对于来自 0x0fff 的图像,我会说有 8 个 map 任务和 3 个 reduce 任务(假设只有 3 个橙色和 3 个深绿色文件).
无论如何都是开放的问题
这样对吗?但即使那是正确的,我上面的问题也没有全部回答,因为它仍然是开放的,是否多个操作(例如多个地图)在一个任务中或每个操作分成一个任务.
别人怎么说
现在:有多少任务?任务数应该等于
(Stage
* #Partitions in the stage
)
Let's assume for the following that only one Spark job is running at every point in time.
What I get so far
Here is what I understand what happens in Spark:
- When a
SparkContext
is created, each worker node starts an executor.Executors are separate processes (JVM), that connects back to the driver program. Each executor has the jar of the driver program. Quitting a driver, shuts down the executors. Each executor can hold some partitions. - When a job is executed, an execution plan is created according to the lineage graph.
- The execution job is split into stages, where stages containing as many neighbouring (in the lineage graph) transformations and action, but no shuffles. Thus stages are separated by shuffles.
I understand that
but
Question(s)
How do I split the stage into those tasks?
Specifically:
- Are the tasks determined by the transformations and actions or can be multiple transformations/actions be in a task?
- Are the tasks determined by the partition (e.g. one task per per stage per partition).
- Are the tasks determined by the nodes (e.g. one task per stage per node)?
What I think (only partial answer, even if right)
In https://0x0fff.com/spark-architecture-shuffle, the shuffle is explained with the image
and I get the impression that the rule is
For my first image I'd say that I'd have 3 map tasks and 3 reduce tasks.
For the image from 0x0fff, I'd say there are 8 map tasks and 3 reduce tasks (assuming that there are only three orange and three dark green files).
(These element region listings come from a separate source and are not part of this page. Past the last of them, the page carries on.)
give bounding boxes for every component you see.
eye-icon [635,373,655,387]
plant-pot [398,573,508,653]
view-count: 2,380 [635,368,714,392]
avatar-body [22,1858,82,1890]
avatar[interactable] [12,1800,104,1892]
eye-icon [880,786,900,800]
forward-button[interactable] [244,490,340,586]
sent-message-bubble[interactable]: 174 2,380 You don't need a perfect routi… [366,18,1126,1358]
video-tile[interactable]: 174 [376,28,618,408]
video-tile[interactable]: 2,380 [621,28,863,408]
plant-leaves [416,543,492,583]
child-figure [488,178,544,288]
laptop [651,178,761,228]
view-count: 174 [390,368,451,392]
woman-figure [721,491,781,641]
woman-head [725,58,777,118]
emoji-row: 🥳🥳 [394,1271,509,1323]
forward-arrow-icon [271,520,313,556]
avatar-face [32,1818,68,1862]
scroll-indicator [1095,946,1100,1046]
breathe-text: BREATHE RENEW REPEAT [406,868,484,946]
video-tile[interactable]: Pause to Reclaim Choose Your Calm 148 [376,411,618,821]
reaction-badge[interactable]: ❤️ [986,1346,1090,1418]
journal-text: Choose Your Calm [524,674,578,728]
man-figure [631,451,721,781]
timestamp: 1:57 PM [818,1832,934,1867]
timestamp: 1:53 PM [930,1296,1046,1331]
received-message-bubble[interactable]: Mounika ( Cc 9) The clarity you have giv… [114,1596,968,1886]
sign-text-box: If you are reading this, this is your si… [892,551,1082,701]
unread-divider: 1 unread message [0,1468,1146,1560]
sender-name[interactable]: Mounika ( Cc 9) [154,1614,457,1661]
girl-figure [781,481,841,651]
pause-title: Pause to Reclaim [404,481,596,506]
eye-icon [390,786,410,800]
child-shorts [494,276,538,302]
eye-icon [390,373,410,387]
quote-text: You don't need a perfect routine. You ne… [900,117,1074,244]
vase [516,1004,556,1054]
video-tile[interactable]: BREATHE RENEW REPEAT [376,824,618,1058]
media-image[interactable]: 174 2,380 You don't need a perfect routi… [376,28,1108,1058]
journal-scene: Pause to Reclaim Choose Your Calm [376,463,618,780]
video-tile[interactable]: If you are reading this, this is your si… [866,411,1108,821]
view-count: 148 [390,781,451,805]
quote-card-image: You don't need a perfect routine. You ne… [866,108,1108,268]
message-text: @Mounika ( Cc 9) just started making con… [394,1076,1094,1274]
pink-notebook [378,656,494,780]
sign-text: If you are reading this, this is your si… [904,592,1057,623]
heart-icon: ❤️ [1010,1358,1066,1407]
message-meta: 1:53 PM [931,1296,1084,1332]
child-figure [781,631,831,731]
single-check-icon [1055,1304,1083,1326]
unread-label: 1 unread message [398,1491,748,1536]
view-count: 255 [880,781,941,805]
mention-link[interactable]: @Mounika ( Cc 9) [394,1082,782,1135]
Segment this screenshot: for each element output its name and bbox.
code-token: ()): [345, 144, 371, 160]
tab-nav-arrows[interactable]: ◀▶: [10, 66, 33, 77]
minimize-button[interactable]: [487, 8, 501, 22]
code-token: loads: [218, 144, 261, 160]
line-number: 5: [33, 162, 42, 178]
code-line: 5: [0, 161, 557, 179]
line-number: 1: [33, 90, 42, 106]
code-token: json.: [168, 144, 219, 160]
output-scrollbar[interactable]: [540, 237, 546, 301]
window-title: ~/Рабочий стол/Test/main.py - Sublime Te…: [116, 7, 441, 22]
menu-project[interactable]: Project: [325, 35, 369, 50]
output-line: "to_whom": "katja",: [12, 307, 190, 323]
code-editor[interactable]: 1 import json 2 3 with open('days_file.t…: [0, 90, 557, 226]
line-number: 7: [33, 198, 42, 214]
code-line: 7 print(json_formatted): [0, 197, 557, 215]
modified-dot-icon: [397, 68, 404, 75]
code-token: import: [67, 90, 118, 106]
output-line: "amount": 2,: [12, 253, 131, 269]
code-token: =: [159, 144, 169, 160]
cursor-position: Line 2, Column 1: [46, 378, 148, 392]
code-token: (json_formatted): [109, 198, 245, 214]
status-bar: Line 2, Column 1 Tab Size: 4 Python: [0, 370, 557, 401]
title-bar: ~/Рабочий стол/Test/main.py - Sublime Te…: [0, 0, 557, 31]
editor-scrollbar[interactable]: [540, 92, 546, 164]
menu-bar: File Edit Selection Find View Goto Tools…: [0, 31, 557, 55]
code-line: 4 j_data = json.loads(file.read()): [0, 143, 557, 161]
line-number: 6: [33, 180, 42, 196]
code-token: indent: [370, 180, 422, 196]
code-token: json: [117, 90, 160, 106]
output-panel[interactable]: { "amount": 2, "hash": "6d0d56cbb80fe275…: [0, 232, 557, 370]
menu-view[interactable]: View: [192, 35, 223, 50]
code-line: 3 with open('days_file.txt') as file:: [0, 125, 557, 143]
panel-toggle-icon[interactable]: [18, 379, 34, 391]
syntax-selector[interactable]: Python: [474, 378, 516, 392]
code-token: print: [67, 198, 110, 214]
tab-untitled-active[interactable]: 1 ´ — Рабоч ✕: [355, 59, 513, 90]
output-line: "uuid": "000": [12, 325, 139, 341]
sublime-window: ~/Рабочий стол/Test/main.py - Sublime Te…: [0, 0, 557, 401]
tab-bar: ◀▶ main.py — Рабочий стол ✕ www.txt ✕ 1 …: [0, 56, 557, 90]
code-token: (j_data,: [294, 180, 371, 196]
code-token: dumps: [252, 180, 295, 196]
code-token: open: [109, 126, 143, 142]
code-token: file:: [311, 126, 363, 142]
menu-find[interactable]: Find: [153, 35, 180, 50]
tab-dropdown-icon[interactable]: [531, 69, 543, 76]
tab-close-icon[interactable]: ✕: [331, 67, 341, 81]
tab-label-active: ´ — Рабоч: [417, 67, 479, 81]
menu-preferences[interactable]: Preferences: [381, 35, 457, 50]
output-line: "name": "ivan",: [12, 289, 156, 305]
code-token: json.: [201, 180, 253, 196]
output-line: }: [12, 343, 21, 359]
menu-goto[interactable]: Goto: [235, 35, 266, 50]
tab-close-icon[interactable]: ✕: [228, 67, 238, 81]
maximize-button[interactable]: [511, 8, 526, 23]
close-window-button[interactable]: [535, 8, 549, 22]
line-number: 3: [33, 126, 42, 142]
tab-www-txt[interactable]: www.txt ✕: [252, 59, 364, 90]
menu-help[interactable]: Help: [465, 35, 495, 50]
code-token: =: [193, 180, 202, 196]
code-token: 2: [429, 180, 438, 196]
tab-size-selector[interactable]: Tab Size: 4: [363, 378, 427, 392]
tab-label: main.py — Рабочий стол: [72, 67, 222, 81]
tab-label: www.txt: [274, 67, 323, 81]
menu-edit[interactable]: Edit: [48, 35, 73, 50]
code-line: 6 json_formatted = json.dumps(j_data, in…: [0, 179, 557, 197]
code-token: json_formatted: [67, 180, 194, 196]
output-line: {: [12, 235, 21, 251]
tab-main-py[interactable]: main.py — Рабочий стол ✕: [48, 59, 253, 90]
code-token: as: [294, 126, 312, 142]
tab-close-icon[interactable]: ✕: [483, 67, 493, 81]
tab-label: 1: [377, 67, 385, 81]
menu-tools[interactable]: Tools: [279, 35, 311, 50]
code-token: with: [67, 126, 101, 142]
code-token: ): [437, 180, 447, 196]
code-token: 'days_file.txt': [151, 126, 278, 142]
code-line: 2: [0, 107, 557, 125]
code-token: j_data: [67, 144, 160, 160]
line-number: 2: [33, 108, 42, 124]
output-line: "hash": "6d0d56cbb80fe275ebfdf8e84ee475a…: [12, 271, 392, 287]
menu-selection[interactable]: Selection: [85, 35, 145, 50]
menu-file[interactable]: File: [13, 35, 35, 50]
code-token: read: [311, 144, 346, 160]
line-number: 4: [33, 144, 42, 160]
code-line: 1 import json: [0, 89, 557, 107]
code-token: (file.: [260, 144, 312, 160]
Open questions in any case
Is that correct? But even if that is correct, my questions above are not all answered, because it is still open, whether multiple operations (e.g. multiple maps) are within one task or are separated into one tasks per operation.
What others say
What is a task in Spark? How does the Spark worker execute the jar file? and How does the Apache Spark scheduler split files into tasks? are similar, but I did not feel that my question was answered clearly there.
You have a pretty nice outline here. To answer your questions
- A separate
task
does need to be launched for each partition of data for eachstage
. Consider that each partition will likely reside on distinct physical locations - e.g. blocks in HDFS or directories/volumes for a local file system.
Note that the submission of Stage
s is driven by the DAG Scheduler
. This means that stages that are not interdependent may be submitted to the cluster for execution in parallel: this maximizes the parallelization capability on the cluster. So if operations in our dataflow can happen simultaneously we will expect to see multiple stages launched.
We can see that in action in the following toy example in which we do the following types of operations:
- load two datasources
- perform some map operation on both of the data sources separately
- join them
- perform some map and filter operations on the result
- save the result
So then how many stages will we end up with?
- 1 stage each for loading the two datasources in parallel = 2 stages
- A third stage representing the
join
that is dependent on the other two stages - Note: all of the follow-on operations working on the joined data may be performed in the same stage because they must happen sequentially. There is no benefit to launching additional stages because they can not start work until the prior operation were completed.
Here is that toy program
val sfi = sc.textFile("/data/blah/input").map{ x => val xi = x.toInt; (xi,xi*xi) }
val sp = sc.parallelize{ (0 until 1000).map{ x => (x,x * x+1) }}
val spj = sfi.join(sp)
val sm = spj.mapPartitions{ iter => iter.map{ case (k,(v1,v2)) => (k, v1+v2) }}
val sf = sm.filter{ case (k,v) => v % 10 == 0 }
sf.saveAsTextFile("/data/blah/out")
And here is the DAG of the result
Now: how many tasks ? The number of tasks should be equal to
Sum of (Stage
* #Partitions in the stage
)
这篇关于Spark中的stage是如何拆分成task的?的文章就介绍到这了,希望我们推荐的答案对大家有所帮助,也希望大家多多支持!